Comparative Safety Analysis of Avastin and Bevacizumab Biosimilars Based on Food and Drug Administration Adverse Event Reporting System

Objective

This study aimed to compare adverse event (AE) profiles between Avastin and bevacizumab biosimilars to support clinical decision-making, given the limited availability of real-world data.

Methods

A disproportionality analysis was conducted using the FDA Adverse Event Reporting System (FAERS) to identify and compare AE signals.

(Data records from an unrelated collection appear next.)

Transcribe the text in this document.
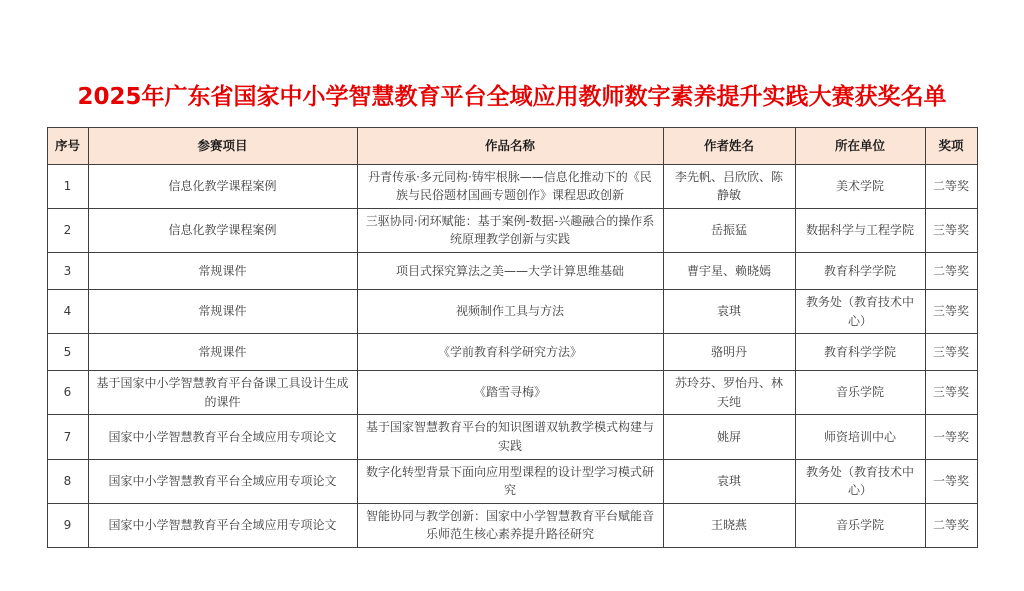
2025年广东省国家中小学智慧教育平台全域应用教师数字素养提升实践大赛获奖名单
序号	参赛项目	作品名称	作者姓名	所在单位	奖项
1	信息化教学课程案例	丹青传承·多元同构·铸牢根脉——信息化推动下的《民族与民俗题材国画专题创作》课程思政创新	李先帆、吕欣欣、陈静敏	美术学院	二等奖
2	信息化教学课程案例	三驱协同·闭环赋能：基于案例-数据-兴趣融合的操作系统原理教学创新与实践	岳振猛	数据科学与工程学院	三等奖
3	常规课件	项目式探究算法之美——大学计算思维基础	曹宇星、赖晓嫣	教育科学学院	二等奖
4	常规课件	视频制作工具与方法	袁琪	教务处（教育技术中心）	三等奖
5	常规课件	《学前教育科学研究方法》	骆明丹	教育科学学院	三等奖
6	基于国家中小学智慧教育平台备课工具设计生成的课件	《踏雪寻梅》	苏玲芬、罗怡丹、林天纯	音乐学院	三等奖
7	国家中小学智慧教育平台全域应用专项论文	基于国家智慧教育平台的知识图谱双轨教学模式构建与实践	姚屏	师资培训中心	一等奖
8	国家中小学智慧教育平台全域应用专项论文	数字化转型背景下面向应用型课程的设计型学习模式研究	袁琪	教务处（教育技术中心）	一等奖
9	国家中小学智慧教育平台全域应用专项论文	智能协同与教学创新：国家中小学智慧教育平台赋能音乐师范生核心素养提升路径研究	王晓燕	音乐学院	二等奖
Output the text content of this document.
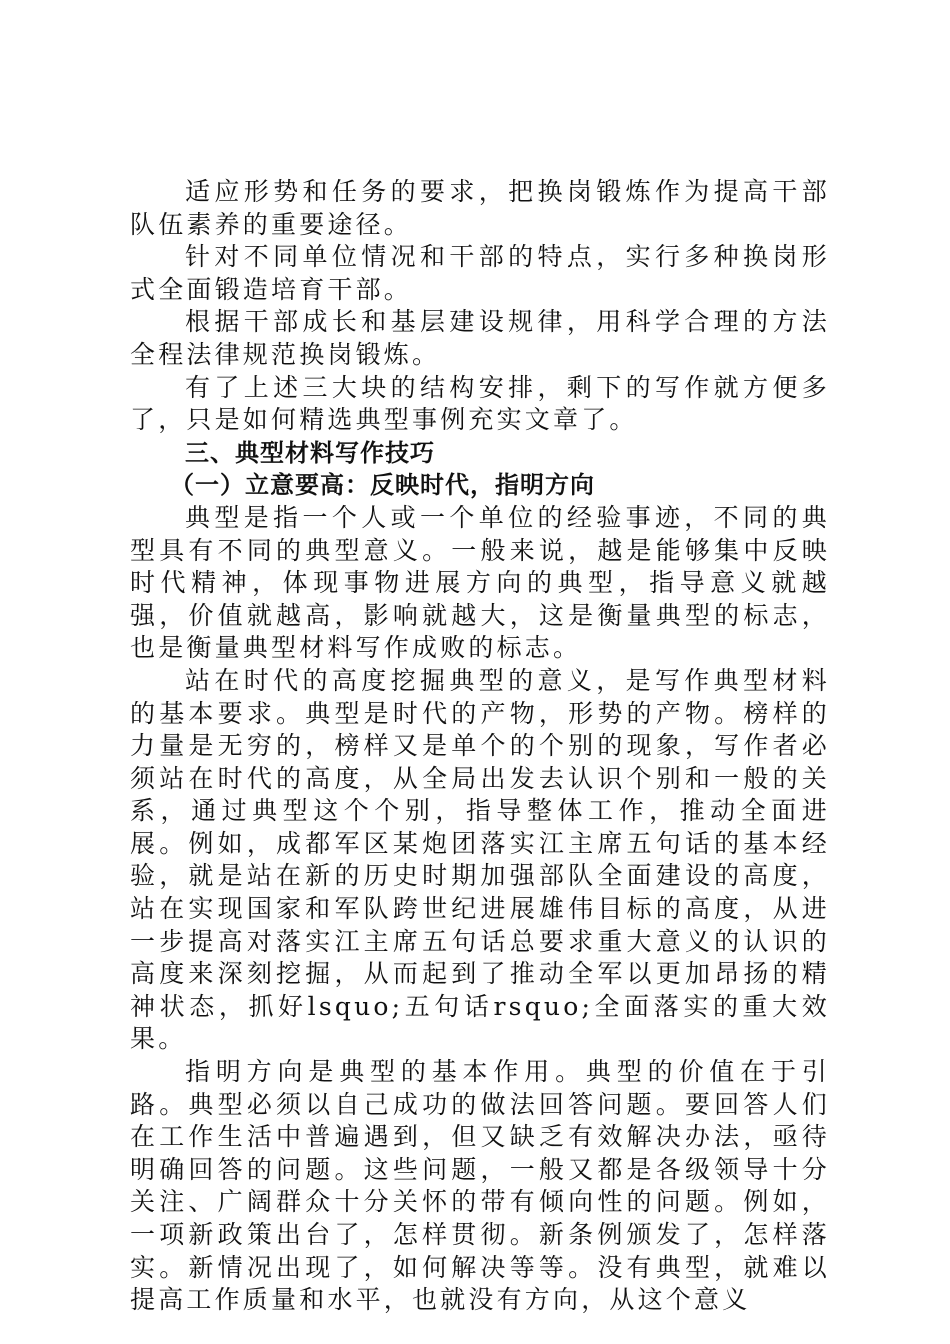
适应形势和任务的要求，把换岗锻炼作为提高干部队伍素养的重要途径。

针对不同单位情况和干部的特点，实行多种换岗形式全面锻造培育干部。

根据干部成长和基层建设规律，用科学合理的方法全程法律规范换岗锻炼。

有了上述三大块的结构安排，剩下的写作就方便多了，只是如何精选典型事例充实文章了。

三、典型材料写作技巧

（一）立意要高：反映时代，指明方向

典型是指一个人或一个单位的经验事迹，不同的典型具有不同的典型意义。一般来说，越是能够集中反映时代精神，体现事物进展方向的典型，指导意义就越强，价值就越高，影响就越大，这是衡量典型的标志，也是衡量典型材料写作成败的标志。

站在时代的高度挖掘典型的意义，是写作典型材料的基本要求。典型是时代的产物，形势的产物。榜样的力量是无穷的，榜样又是单个的个别的现象，写作者必须站在时代的高度，从全局出发去认识个别和一般的关系，通过典型这个个别，指导整体工作，推动全面进展。例如，成都军区某炮团落实江主席五句话的基本经验，就是站在新的历史时期加强部队全面建设的高度，站在实现国家和军队跨世纪进展雄伟目标的高度，从进一步提高对落实江主席五句话总要求重大意义的认识的高度来深刻挖掘，从而起到了推动全军以更加昂扬的精神状态，抓好lsquo;五句话rsquo;全面落实的重大效果。

指明方向是典型的基本作用。典型的价值在于引路。典型必须以自己成功的做法回答问题。要回答人们在工作生活中普遍遇到，但又缺乏有效解决办法，亟待明确回答的问题。这些问题，一般又都是各级领导十分关注、广阔群众十分关怀的带有倾向性的问题。例如，一项新政策出台了，怎样贯彻。新条例颁发了，怎样落实。新情况出现了，如何解决等等。没有典型，就难以提高工作质量和水平，也就没有方向，从这个意义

Signals were evaluated at the system organ classes (SOCs) and preferred term (PT) levels, focusing on the Top 20 PTs by report number, key SOCs and outcomes.

Results

Injury, poisoning and procedural complications and general disorders and administration site conditions were the most frequent SOCs in both groups. Common label-listed AEs, including hypertension, proteinuria and thrombocytopenia, were frequently reported. Shared risks also included gastrointestinal perforation/ulceration and thromboembolism. Avastin was more associated with red blood cell disorders and ureteric disorders and bladder and bladder-neck disorders, while biosimilars were linked to a broader range of high-level group terms in gastrointestinal disorders and generated more renal and urinary signals.

Conclusion

Hypertension, proteinuria, thrombocytopenia, gastrointestinal perforation and thromboembolism remain key concerns. Clinicians should monitor renal and urinary function when administering Avastin. Immune-induced renal disorders associated with biosimilars highlight the importance of assessing the treatment rationale in patients with chronic kidney disease, autoimmune disorders or other comorbid conditions.